Sunday, October 03, 2004

One, Two, Three Questions

After commenting on student papers all weekend, I now have scrivener's palsy....

1. This is probably similar to earlier questions - In the Rosenhaft essay, it seems that attaining certain levels of literacy is necessary to attain these work positions, yet it is the production of literacy that constrains these men; in fact, it is what leads to Dies' job loss. Contrary to what many might assume, the attainment of literacy leads to oppressive work conditions, not advanced status. How might we apply this idea today?

2. Again, similar to other questions, but I am interested in the injuries and maladies that tend to arise from this sort of work (in Rosenhaft). While clearly in the Rosenhaft essay the workers are male, it seems that today many of these workers are female. And many of these maladies are seen as "phantom" illnesses. Many of the occupations/duties described by Rosenhaft are now considered feminized occupations; they entail drudge work. I'm wondering how (or if) gender figures into the credibility given to these injuries and illnesses, as well as the status accredited to these jobs.

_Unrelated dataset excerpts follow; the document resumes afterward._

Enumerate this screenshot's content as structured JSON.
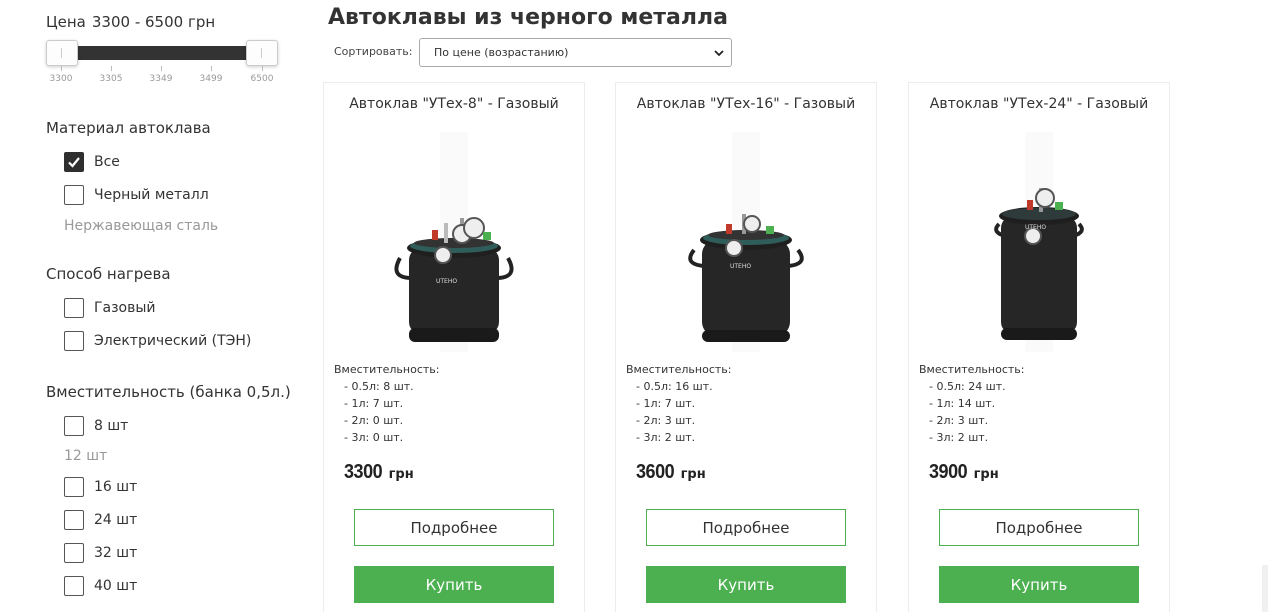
{
  "sidebar": {
    "price": {
      "label": "Цена",
      "range": "3300 - 6500 грн",
      "min": 3300,
      "max": 6500,
      "selected_min": 3300,
      "selected_max": 6500,
      "ticks": [
        "3300",
        "3305",
        "3349",
        "3499",
        "6500"
      ]
    },
    "material": {
      "title": "Материал автоклава",
      "options": [
        {
          "label": "Все",
          "checked": true
        },
        {
          "label": "Черный металл",
          "checked": false
        },
        {
          "label": "Нержавеющая сталь",
          "disabled": true
        }
      ]
    },
    "heating": {
      "title": "Способ нагрева",
      "options": [
        {
          "label": "Газовый",
          "checked": false
        },
        {
          "label": "Электрический (ТЭН)",
          "checked": false
        }
      ]
    },
    "capacity": {
      "title": "Вместительность (банка 0,5л.)",
      "options": [
        {
          "label": "8 шт",
          "checked": false
        },
        {
          "label": "12 шт",
          "disabled": true
        },
        {
          "label": "16 шт",
          "checked": false
        },
        {
          "label": "24 шт",
          "checked": false
        },
        {
          "label": "32 шт",
          "checked": false
        },
        {
          "label": "40 шт",
          "checked": false
        }
      ]
    }
  },
  "main": {
    "title": "Автоклавы из черного металла",
    "sort_label": "Сортировать:",
    "sort_value": "По цене (возрастанию)"
  },
  "products": [
    {
      "title": "Автоклав \"УТех-8\" - Газовый",
      "specs_title": "Вместительность:",
      "specs": [
        "- 0.5л: 8 шт.",
        "- 1л: 7 шт.",
        "- 2л: 0 шт.",
        "- 3л: 0 шт."
      ],
      "price": "3300",
      "currency": "грн",
      "more_label": "Подробнее",
      "buy_label": "Купить",
      "brand": "UTEHO",
      "image_icon": "autoclave-small-icon"
    },
    {
      "title": "Автоклав \"УТех-16\" - Газовый",
      "specs_title": "Вместительность:",
      "specs": [
        "- 0.5л: 16 шт.",
        "- 1л: 7 шт.",
        "- 2л: 3 шт.",
        "- 3л: 2 шт."
      ],
      "price": "3600",
      "currency": "грн",
      "more_label": "Подробнее",
      "buy_label": "Купить",
      "brand": "UTEHO",
      "image_icon": "autoclave-medium-icon"
    },
    {
      "title": "Автоклав \"УТех-24\" - Газовый",
      "specs_title": "Вместительность:",
      "specs": [
        "- 0.5л: 24 шт.",
        "- 1л: 14 шт.",
        "- 2л: 3 шт.",
        "- 3л: 2 шт."
      ],
      "price": "3900",
      "currency": "грн",
      "more_label": "Подробнее",
      "buy_label": "Купить",
      "brand": "UTEHO",
      "image_icon": "autoclave-large-icon"
    }
  ],
  "colors": {
    "accent": "#4caf50",
    "text": "#333333",
    "muted": "#999999",
    "slider_fill": "#333333"
  }
}
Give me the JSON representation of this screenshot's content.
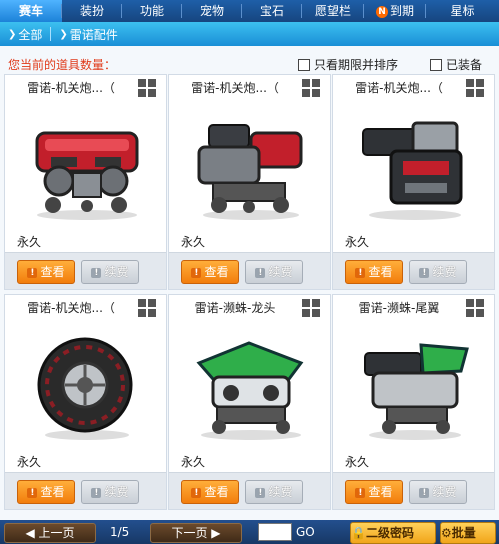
{
  "tabs": [
    {
      "label": "赛车",
      "active": true
    },
    {
      "label": "装扮",
      "active": false
    },
    {
      "label": "功能",
      "active": false
    },
    {
      "label": "宠物",
      "active": false
    },
    {
      "label": "宝石",
      "active": false
    },
    {
      "label": "愿望栏",
      "active": false
    },
    {
      "label": "到期",
      "active": false,
      "badge": "N"
    },
    {
      "label": "星标",
      "active": false
    }
  ],
  "breadcrumb": {
    "all": "全部",
    "current": "雷诺配件"
  },
  "filters": {
    "count_label": "您当前的道具数量：",
    "only_expiring_label": "只看期限并排序",
    "equipped_label": "已装备"
  },
  "items": [
    {
      "name": "雷诺-机关炮...（",
      "duration": "永久",
      "view": "查看",
      "renew": "续费",
      "icon": "engine-red"
    },
    {
      "name": "雷诺-机关炮...（",
      "duration": "永久",
      "view": "查看",
      "renew": "续费",
      "icon": "gun-engine"
    },
    {
      "name": "雷诺-机关炮...（",
      "duration": "永久",
      "view": "查看",
      "renew": "续费",
      "icon": "cannon"
    },
    {
      "name": "雷诺-机关炮...（",
      "duration": "永久",
      "view": "查看",
      "renew": "续费",
      "icon": "wheel"
    },
    {
      "name": "雷诺-濒蛛-龙头",
      "duration": "永久",
      "view": "查看",
      "renew": "续费",
      "icon": "green-engine"
    },
    {
      "name": "雷诺-濒蛛-尾翼",
      "duration": "永久",
      "view": "查看",
      "renew": "续费",
      "icon": "green-tail"
    }
  ],
  "pager": {
    "prev": "上一页",
    "page": "1/5",
    "next": "下一页",
    "go": "GO"
  },
  "actions": {
    "second_pwd": "二级密码",
    "batch": "批量"
  },
  "colors": {
    "accent": "#f27d0c",
    "tab_bar": "#1e5fa8",
    "count_text": "#e03a1a"
  }
}
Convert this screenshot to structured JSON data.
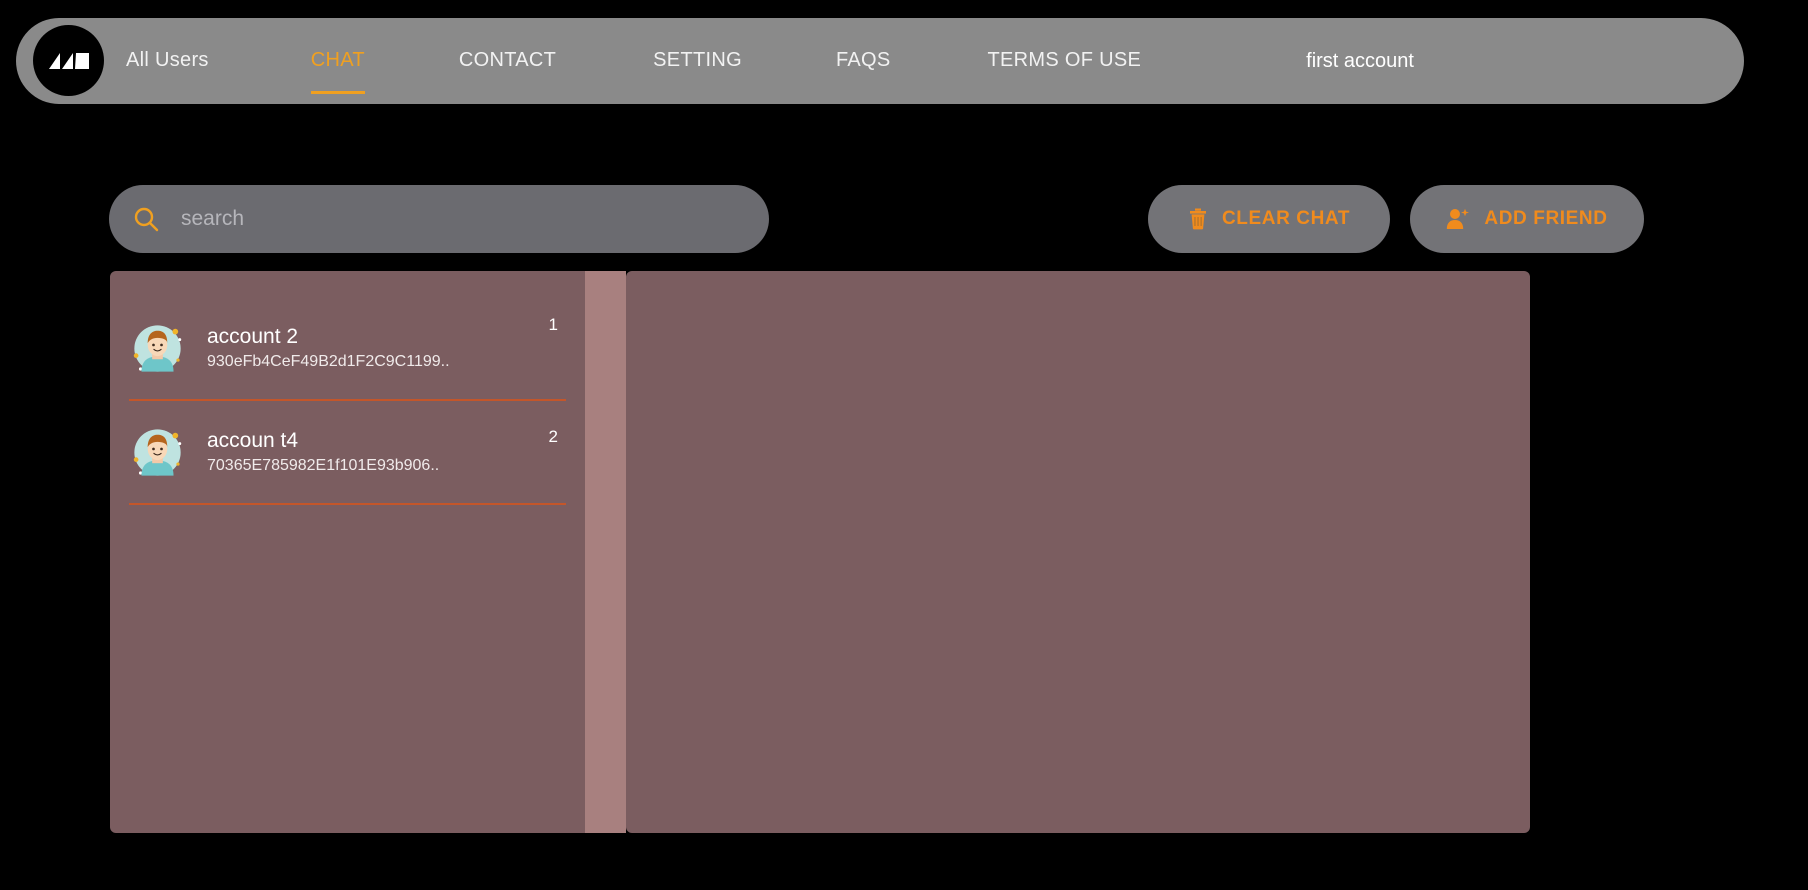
{
  "brand": {
    "logo_icon": "mountain-zigzag-logo",
    "logo_color": "#ffffff",
    "logo_bg": "#000000"
  },
  "navbar": {
    "background": "#8a8a8a",
    "accent": "#f0a020",
    "items": [
      {
        "label": "All Users",
        "active": false
      },
      {
        "label": "CHAT",
        "active": true
      },
      {
        "label": "CONTACT",
        "active": false
      },
      {
        "label": "SETTING",
        "active": false
      },
      {
        "label": "FAQS",
        "active": false
      },
      {
        "label": "TERMS OF USE",
        "active": false
      }
    ],
    "account_label": "first account"
  },
  "toolbar": {
    "search": {
      "icon": "search-icon",
      "value": "",
      "placeholder": "search"
    },
    "clear_chat": {
      "label": "CLEAR CHAT",
      "icon": "trash-icon"
    },
    "add_friend": {
      "label": "ADD FRIEND",
      "icon": "user-plus-icon"
    },
    "button_color": "#f08b1d",
    "button_bg": "#737377"
  },
  "panels": {
    "list_bg": "#7b5d60",
    "divider_bg": "#a8807f",
    "chat_bg": "#7b5d60",
    "row_separator": "#c4562a"
  },
  "chat_list": [
    {
      "avatar": "user-avatar",
      "name": "account 2",
      "address": "930eFb4CeF49B2d1F2C9C1199..",
      "badge": "1"
    },
    {
      "avatar": "user-avatar",
      "name": "accoun t4",
      "address": "70365E785982E1f101E93b906..",
      "badge": "2"
    }
  ]
}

3. This question is more a plea for help. Can someone (the author of the article in which the term is used, perhaps) explain the technological systems paradigm to me in more detail?

4. Access to information (in Rosenhaft) supposedly means that the worker will earn more, but it seems that the workers in question don't have the level of access to merit retaining them. They seem to have become machine parts that come in contact with the information and produce more information, yet aren't seen as a large threat to company security (it took Calenberg quite a bit of time to determine that Dies might be a threat, that he might spread his expertise to companies in other cities). I don't know where this is going, it is a point that keeps gnawing at me.

and I would like to discuss the "boundaries" issue, too.